My profile pic is from like 5 years ago... It was also taken in fresh water, and I think those are hp 119s on my back (just the thought makes me ache...)

The wing won't flap unless it's completely empty.

None of us really get this fluid dynamics thing, but it seems to me that that sm tanks will create more drag simply because they're free to move a bit, which they do. Since the only energy is what you're putting in to move forward, that bouncing around is energy that you want to go in one direction instead being diverted to another.
 
You are absolutely right there.

That's why it is desirable for maximum performance to have the tanks as close to you as possible.
In other situations drag can be used for a benefit, when trying to stay stationary without effort for example.

From my perspective we try to get to less surface area and that positioned as streamlined in the water as possible (and call that 'trim' and 'streamlining').
That can be very successful compared to a restrictive backmount setup, it isn't always. We could always find good examples for both points of view.

But you have to admit:
The average diver using a powerful scooter with a similar system for backmount and sidemount with two identical tanks backmounted once and sidemounted another time would prefer sidemount afterwards - because he was faster, more maneuverable and had a longer reach before exhausting the batteries.
 
None of us really get this fluid dynamics thing.

Speak for yourself. There are those of us that are degreed Aerospace Engineers with a specialty in Fluid Dynamics.
 
Actually I meant you in particular-I looked up what a Reynolds number is, and you were totally talking out your rear

First of all, there's not "a reynolds number." It's a concept, not a number. Seconldy, what makes you think I'm wrong? It's the ratio of viscous to inertial forces and is used to predict flow patterns in different fluid conditions. Water vs air is a different fluid condition. Different speed is a different fluid condition. Reynolds numbers are what need to match to up-scale or down-scale things, and is a great predictive tool.
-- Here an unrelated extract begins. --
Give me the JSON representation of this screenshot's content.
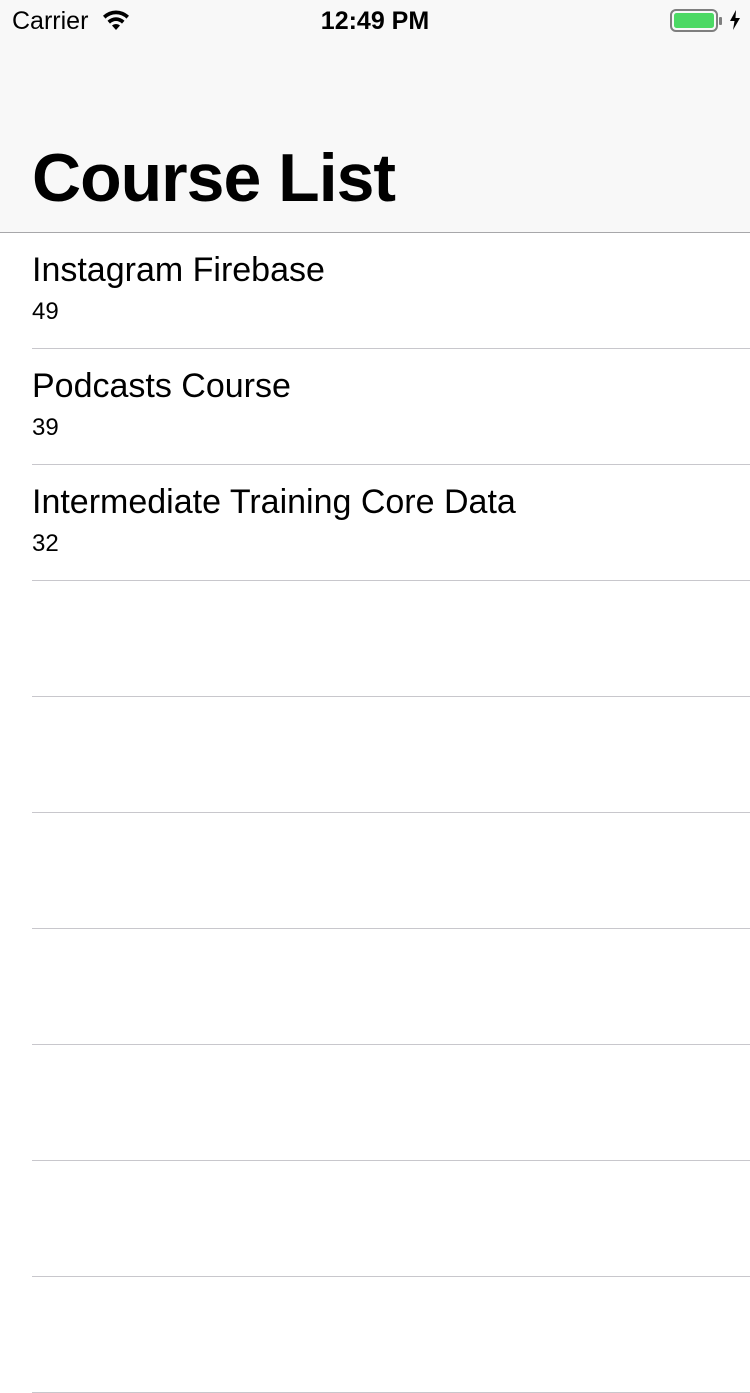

I'm glad that you think thirty seconds of google-fu is worth more than my degree.....but you're certainly alone in that thought.
 
Do I think you're wrong about what a Reynolds number is? I think it doesn't have a thing in the world to do with anything we were discussing. We aren't trying to scale anything up or down. Razorista was asking if the concept of cutting the water, which you said only applied at supersonic speeds, might actually apply underwater. You said no, because water and air behave the same at the same Reynolds number. It's technical lingo deployed to no legitimate purpose.

---------- Post added August 26th, 2014 at 02:44 PM ----------

I am still totally amazed that a discussion about scuba diving configurations as somehow become a debate about a fluid dynamics of supersonic aircraft.
 
Do I think you're wrong about what a Reynolds number is? I think it doesn't have a thing in the world to do with anything we were discussing. We aren't trying to scale anything up or down. Razorista was asking if the concept of cutting the water, which you said only applied at supersonic speeds, might actually apply underwater. You said no, because water and air behave the same at the same Reynolds number. It's technical lingo deployed to no legitimate purpose.

Razorista asked about supersonic airflow acting more like a liquid than a gas. I said that no, at similar Re values they should act similarly. It had nothing to do with the "cutting water" debate. I said the "cone" thing you mentioned was only valid at supersonic speeds, which it is. They were two totally separate things.

I'm right about what Reynolds number refers to, and I was right to use it. He had a question about fluid dynamics, which I answered.